# Questions on Decision Trees and Rules

### Question 1

Which of the following statements are correct regarding decision trees generated from categorical features?

A: In a tree with multi-way splits, the same feature may appear multiple times on a path from the root to a leaf

B: In a tree with binary splits, the same feature may appear multiple times on a path from the root to a leaf

C: A tree with multi-way splits will always contain more nodes than a tree with binary splits

Correct answer: B

Explanation: All instances that follow a path that contain an equality condition for a feature will have the same value for that feature, and hence splitting on that feature, will lead to that all instances fall into the same partition. (This will be the case even if some of the instances miss the feature value.)

## Question 2

Which of the following statements are correct regarding decision trees with binary splits generated from numerical features?

A: The same feature may appear multiple times on a path from the root to a leaf

B: Missing values must be imputed prior to generating the tree

C: Min-max normalization may have an effect on how the instances are partitioned 

Correct answer: A

Explanation: Instances with missing values may be distributed over the two child nodes following each split. Min-max normalization does not change the ordering of the instances and hence the number of possible splits and the resulting partitions stay the same.



## Question 3

Assume that trees with multi-way splits are considered and that we by mistake have included a unique keyword identifier as a feature in the dataset.


Which of the following statements are correct?

A Most likely, more informative features will be chosen for the splits 

B The feature will be evaluated as uninformative by Information gain

C The feature will be evaluated as uninformative by Gini index

D Laplace correction would not have an impact on whether the feature will be selected or not

Correct answer: None

Explanation: The relative frequency will be one for one of the classes and zero for the others, since there will be only one instance in each resulting child node. This leads to that both Information gain and Gini index will consider the split to be this most informative possible; there cannot be a better split according to the metrics. If the class probabilities are corrected by Laplace, the resulting probabilities will be 2/3 and 1/3, rather than 1/1 and 0/2 for binary classification tasks, leading to that the split will be far from perfect according to the metrics.

## Question 4

Assume that missing values are handled during generation and application of trees with binary splits.

Which of the following statements are correct?

A: For categorical features, missing values must not be treated like non-missing values

B: For numerical features, missing values must not be treated like non-missing values

C: For test instances, we need to impute values before applying the tree

D: If not imputing values before application, a test instance may follow a path for which the conditions are mutually exclusive

Correct answer: B

Explanation: A missing value may in principle be treated as a unique categorical value, allowing the (in)equality test to be well-defined. However, the corresponding test for numerical values cannot be defined for missing values in a reasonable way. We may distribute test instances with missing values over multiple nodes and aggregate the (multiple) leaf node predictions. The only way in which we can obtain a path with mutually exclusive conditions would be if we would allow the tree to be grown from empty partitions.

## Question 5

Which of the following statements are correct?
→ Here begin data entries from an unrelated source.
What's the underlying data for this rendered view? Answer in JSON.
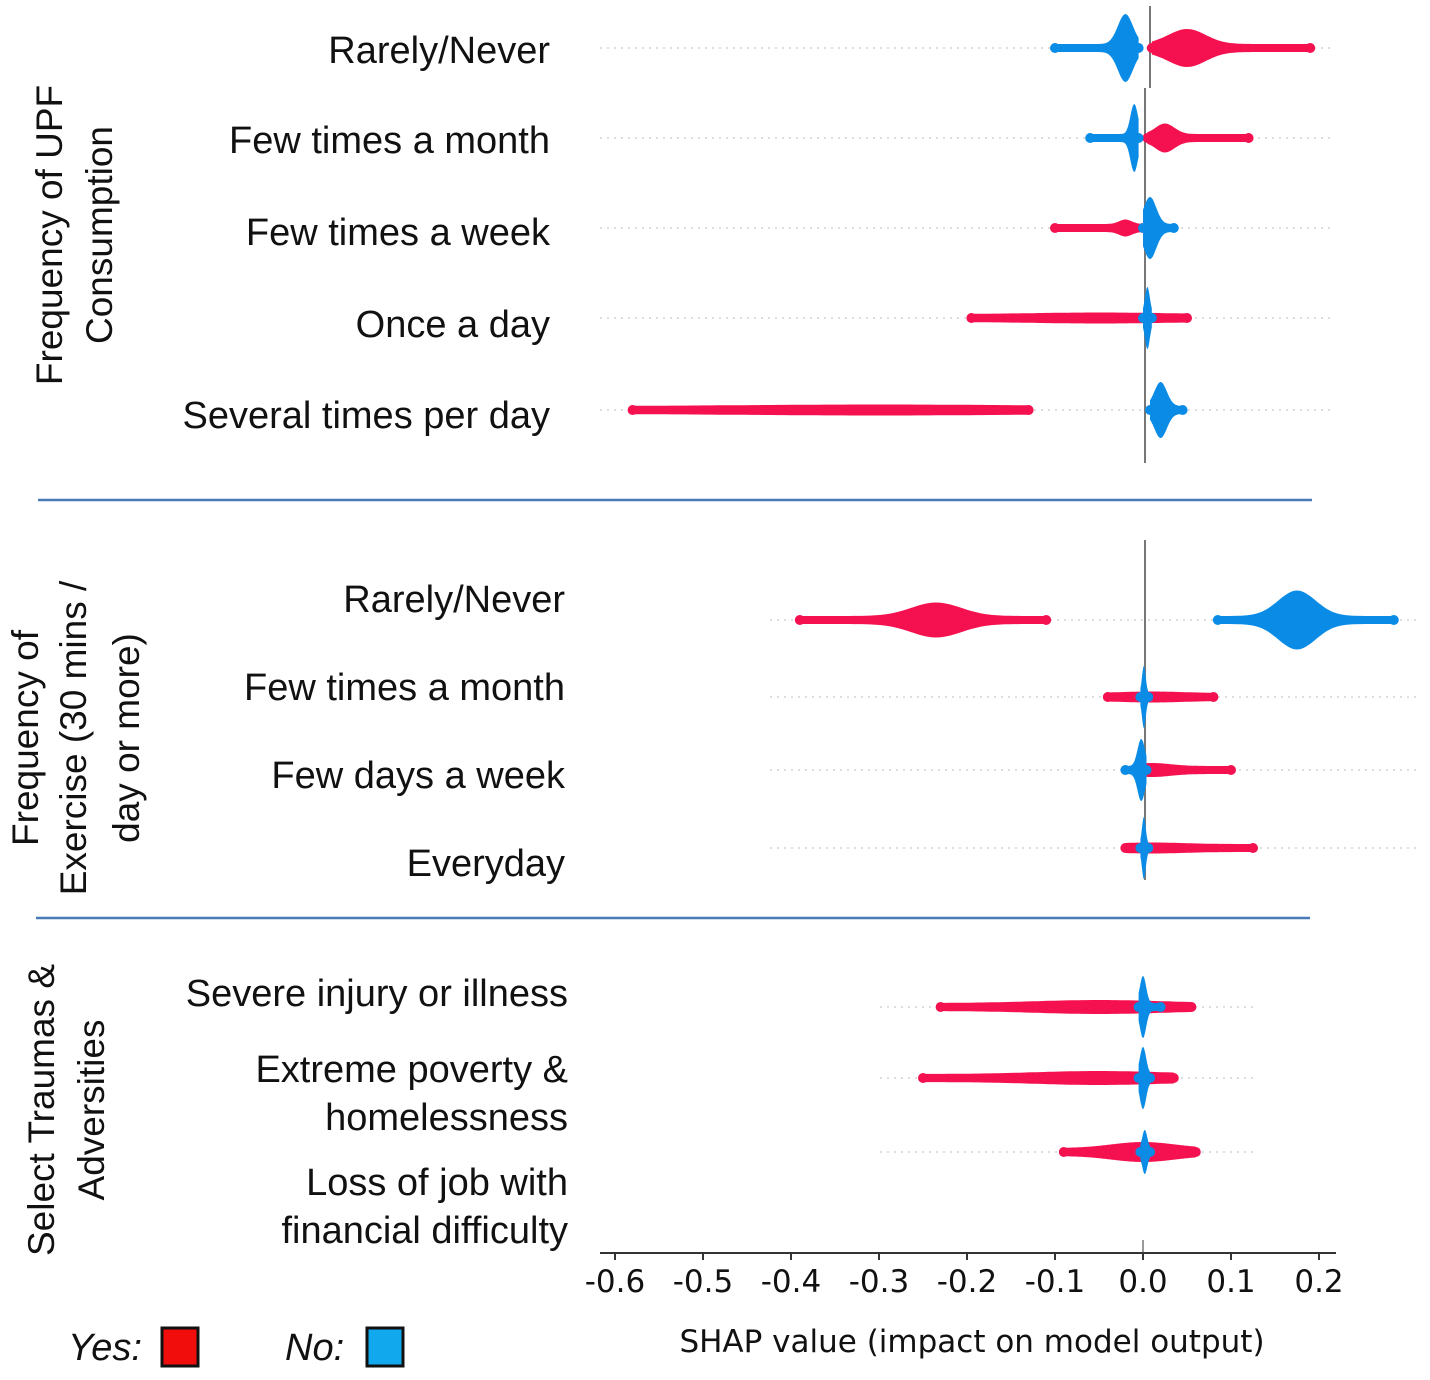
{
  "chart_data": {
    "type": "scatter",
    "subtype": "shap-beeswarm",
    "xlabel": "SHAP value (impact on model output)",
    "xlim": [
      -0.62,
      0.22
    ],
    "xticks": [
      -0.6,
      -0.5,
      -0.4,
      -0.3,
      -0.2,
      -0.1,
      0.0,
      0.1,
      0.2
    ],
    "xtick_labels": [
      "-0.6",
      "-0.5",
      "-0.4",
      "-0.3",
      "-0.2",
      "-0.1",
      "0.0",
      "0.1",
      "0.2"
    ],
    "colors": {
      "yes": "#f5114f",
      "no": "#0a8ce6"
    },
    "legend": {
      "yes_label": "Yes:",
      "no_label": "No:",
      "placement": "bottom-left"
    },
    "groups": [
      {
        "title_lines": [
          "Frequency of UPF",
          "Consumption"
        ],
        "rows": [
          {
            "label_lines": [
              "Rarely/Never"
            ],
            "yes": {
              "min": 0.01,
              "max": 0.19,
              "peak": 0.05,
              "spread": 0.03,
              "density": 0.5
            },
            "no": {
              "min": -0.1,
              "max": -0.005,
              "peak": -0.02,
              "spread": 0.012,
              "density": 1.0
            }
          },
          {
            "label_lines": [
              "Few times a month"
            ],
            "yes": {
              "min": 0.005,
              "max": 0.12,
              "peak": 0.025,
              "spread": 0.015,
              "density": 0.35
            },
            "no": {
              "min": -0.06,
              "max": -0.005,
              "peak": -0.01,
              "spread": 0.006,
              "density": 1.0
            }
          },
          {
            "label_lines": [
              "Few times a week"
            ],
            "yes": {
              "min": -0.1,
              "max": 0.0,
              "peak": -0.02,
              "spread": 0.01,
              "density": 0.15
            },
            "no": {
              "min": 0.0,
              "max": 0.035,
              "peak": 0.008,
              "spread": 0.01,
              "density": 0.9
            }
          },
          {
            "label_lines": [
              "Once a day"
            ],
            "yes": {
              "min": -0.195,
              "max": 0.05,
              "peak": -0.05,
              "spread": 0.1,
              "density": 0.05
            },
            "no": {
              "min": 0.0,
              "max": 0.01,
              "peak": 0.005,
              "spread": 0.004,
              "density": 0.9
            }
          },
          {
            "label_lines": [
              "Several times per day"
            ],
            "yes": {
              "min": -0.58,
              "max": -0.13,
              "peak": -0.3,
              "spread": 0.2,
              "density": 0.05
            },
            "no": {
              "min": 0.008,
              "max": 0.045,
              "peak": 0.02,
              "spread": 0.01,
              "density": 0.8
            }
          }
        ]
      },
      {
        "title_lines": [
          "Frequency of",
          "Exercise (30 mins /",
          "day or more)"
        ],
        "rows": [
          {
            "label_lines": [
              "Rarely/Never"
            ],
            "yes": {
              "min": -0.39,
              "max": -0.11,
              "peak": -0.235,
              "spread": 0.04,
              "density": 0.45
            },
            "no": {
              "min": 0.085,
              "max": 0.285,
              "peak": 0.175,
              "spread": 0.03,
              "density": 0.85
            }
          },
          {
            "label_lines": [
              "Few times a month"
            ],
            "yes": {
              "min": -0.04,
              "max": 0.08,
              "peak": 0.01,
              "spread": 0.05,
              "density": 0.05
            },
            "no": {
              "min": -0.003,
              "max": 0.006,
              "peak": 0.001,
              "spread": 0.003,
              "density": 0.9
            }
          },
          {
            "label_lines": [
              "Few days a week"
            ],
            "yes": {
              "min": 0.0,
              "max": 0.1,
              "peak": 0.01,
              "spread": 0.03,
              "density": 0.1
            },
            "no": {
              "min": -0.02,
              "max": 0.004,
              "peak": -0.002,
              "spread": 0.006,
              "density": 0.9
            }
          },
          {
            "label_lines": [
              "Everyday"
            ],
            "yes": {
              "min": -0.02,
              "max": 0.125,
              "peak": 0.01,
              "spread": 0.05,
              "density": 0.05
            },
            "no": {
              "min": -0.003,
              "max": 0.006,
              "peak": 0.001,
              "spread": 0.003,
              "density": 0.9
            }
          }
        ]
      },
      {
        "title_lines": [
          "Select Traumas &",
          "Adversities"
        ],
        "rows": [
          {
            "label_lines": [
              "Severe injury or illness"
            ],
            "yes": {
              "min": -0.23,
              "max": 0.055,
              "peak": -0.05,
              "spread": 0.1,
              "density": 0.1
            },
            "no": {
              "min": -0.005,
              "max": 0.02,
              "peak": 0.0,
              "spread": 0.005,
              "density": 0.9
            }
          },
          {
            "label_lines": [
              "Extreme poverty &",
              "homelessness"
            ],
            "yes": {
              "min": -0.25,
              "max": 0.035,
              "peak": -0.05,
              "spread": 0.1,
              "density": 0.1
            },
            "no": {
              "min": -0.005,
              "max": 0.008,
              "peak": 0.0,
              "spread": 0.005,
              "density": 0.9
            }
          },
          {
            "label_lines": [
              "Loss of job with",
              "financial difficulty"
            ],
            "yes": {
              "min": -0.09,
              "max": 0.06,
              "peak": 0.0,
              "spread": 0.05,
              "density": 0.2
            },
            "no": {
              "min": -0.003,
              "max": 0.008,
              "peak": 0.002,
              "spread": 0.004,
              "density": 0.6
            }
          }
        ]
      }
    ]
  }
}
A: A strategy is needed to handle non-covered instances for decision lists

B: A strategy is needed to handle conflicting rules for decision lists

C: Rule sets are more compact than decision lists

D: A decision tree can be directly converted to both a rule set and a decision list

Correct answer: D

Explanation: Only the first rule in a decision list will be applied and the last rule will cover any instances not covered by previous rules. Rule sets contain rules for all classes and are hence typically less compact than decision lists. Each path in a decision tree defines a rule and all the paths can be put in a set of (non-overlapping) rules. We could equally well form a decision list by replacing all rules predicting a specific class with a default rule, which is placed at the end of the decision list.

## Question 6

In [4]:
from sklearn import tree

# Which of the following parameter settings may lead to a larger number of nodes 
# in the resulting tree compared to the default?

# A
dt = tree.DecisionTreeClassifier(max_depth=3)
# default=None -> np.inf

# B
dt = tree.DecisionTreeClassifier(min_samples_split=3)
# default=2

# C
dt = tree.DecisionTreeClassifier(min_samples_leaf=3)
# default=1

# D
dt = tree.DecisionTreeClassifier(max_features="log2")
# default=None -> n_features

Correct answers: C, D

Explanation: The first two options limit the depth of the tree in two different ways and hence cannot lead to an increased number of nodes (decisions regarding splits above the nodes that meet the termination conditions are not affected). The two last alternatives restrict what splits may be chosen, which may lead to that splits that would result in a more compact tree are left out.